The complexity inherent in the supply chain can be either static, i.e., related to the connectivity and structure of the subsystems involved in the supply chain (e.g. companies, business functions, and processes), or dynamic, i.e., the one resulting from the operational behavior of the system and its environment. (Calinescu et al. 2001a, 2001b ; Efstathiou et al. 2002; Manuj & Sahin, 2011). The fact that the Supply Chain (SC) system is dynamic, non-predictable, and nonlinear adds another layer of complexity to decision making in it. As a result, complexity of decision making in the SC is associated with the volume and nature of the information that should be considered when making a SC related decision (Serdar-Asan, 2009).

Complexity drivers generated within supply and/or demand interface (in cooperation with suppliers /customers), -also known as power and trust mechanisms that affect the nature of supplier/customer relations- are related to the material and information flows between suppliers, customers and/or service providers. These drivers are somewhat manageable since they remain within the span of influence and the level of coordination between SC partners plays a significant role when dealing with these drivers.

Christopher (2000) assume that companies tend to use strategies to reduce complexity when dealing with static complexity, while they try to manage the complexity and adjust their operations to cope with it when they are facing dynamic and decision making complexity. Thereby, numerous companies operating in Smart Cities environments are increasingly using e-business applications such as electronic auctions, electronic catalogues, and customer relationship management applications to streamline their business processes along the entire supply chain (da Silveira and Cagliano, 2006;

New research by technology giant Cisco (2014) suggests the cumulative economic impact promised by smart buildings, intelligent gas monitoring and water management solutions, advanced transportation networks and related solutions could be $1.9 trillion over the next decade. If you consider the entire public sector, including defense and military applications, the number doubles.

The development of sophisticated web-based EB applications has enabled organizations to consider putting collaboration into practice throughout their supply chain (Devaraj et al., 2007; Sanders, 2007; Ordanini and Rubera, 2008). They have enabled companies to share large amounts of information between supply chain partners (Boone and Ganeshan, 2007), enabling real-time collaboration and integration between supply chain partners, improving production planning, inventory management, and distribution.

Some important institutions are beginning to explore how they can contribute towards the social and environmental wellbeing of cities and communities, like Banks and investors; they have the funds to support large-scale initiatives, and/or the skills to access them.
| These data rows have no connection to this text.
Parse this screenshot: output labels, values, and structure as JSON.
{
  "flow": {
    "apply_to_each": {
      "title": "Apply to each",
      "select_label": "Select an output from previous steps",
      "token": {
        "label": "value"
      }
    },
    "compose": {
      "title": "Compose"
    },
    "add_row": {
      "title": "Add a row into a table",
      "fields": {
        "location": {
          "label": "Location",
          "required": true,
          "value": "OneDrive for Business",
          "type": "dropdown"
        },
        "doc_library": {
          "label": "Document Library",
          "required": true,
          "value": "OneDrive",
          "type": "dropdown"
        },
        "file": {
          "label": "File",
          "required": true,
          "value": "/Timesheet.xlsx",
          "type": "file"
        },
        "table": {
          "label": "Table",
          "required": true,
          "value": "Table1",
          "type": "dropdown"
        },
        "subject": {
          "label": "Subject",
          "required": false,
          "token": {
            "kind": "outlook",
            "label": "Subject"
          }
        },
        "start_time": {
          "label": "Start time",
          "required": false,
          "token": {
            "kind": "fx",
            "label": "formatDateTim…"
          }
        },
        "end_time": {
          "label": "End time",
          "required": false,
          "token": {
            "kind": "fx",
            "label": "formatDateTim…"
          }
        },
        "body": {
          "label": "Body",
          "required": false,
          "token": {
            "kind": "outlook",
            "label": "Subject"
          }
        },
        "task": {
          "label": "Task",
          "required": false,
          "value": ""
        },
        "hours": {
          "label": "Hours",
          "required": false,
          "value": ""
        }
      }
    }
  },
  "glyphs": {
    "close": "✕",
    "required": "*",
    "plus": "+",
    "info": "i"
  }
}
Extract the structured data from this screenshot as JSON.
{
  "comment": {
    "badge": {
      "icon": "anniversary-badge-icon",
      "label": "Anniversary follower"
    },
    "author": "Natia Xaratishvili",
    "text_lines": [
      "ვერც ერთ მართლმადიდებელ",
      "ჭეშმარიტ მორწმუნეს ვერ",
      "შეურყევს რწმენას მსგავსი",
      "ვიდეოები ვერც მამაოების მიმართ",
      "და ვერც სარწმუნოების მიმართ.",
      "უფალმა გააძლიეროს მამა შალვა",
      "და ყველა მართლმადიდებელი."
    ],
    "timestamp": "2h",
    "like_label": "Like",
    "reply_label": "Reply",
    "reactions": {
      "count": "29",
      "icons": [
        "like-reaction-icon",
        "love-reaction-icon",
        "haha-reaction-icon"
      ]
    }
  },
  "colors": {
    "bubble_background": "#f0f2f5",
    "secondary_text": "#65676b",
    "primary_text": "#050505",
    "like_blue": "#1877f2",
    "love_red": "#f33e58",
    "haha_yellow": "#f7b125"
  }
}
The same applies to supermarkets and other retailers who operate across cities, nations and continents; their operational and economic footprint in cities is significant, and their supply chains support and contribute to billions of lives. It’s important to engage with these institutions in defining Smart City initiatives across the traditional asset classes and revenue streams that investors understand. These institutions are not exploiting the full potential of the technology already available to them, maybe because in many cases they cannot find a quantified evidence base for the financial, social, economic and environmental benefits of applying technology in city systems. Without that evidence, it’s hard to create a business case to justify investment.

This essay brings into the light some of the benefits of applying technology in city systems and communities as it concerns traffic and SC for the urban freight distribution of merchandises; further articles will be devoted to ii) identify the factors that determine the degree to which those benefits can be realized in specific cities and communities; ii) align the benefits to the financial and operating models of the public and private institutions that operate city services and assets; and iii) provide the detailed data from which clear businesses cases with quantified risks and returns can be constructed.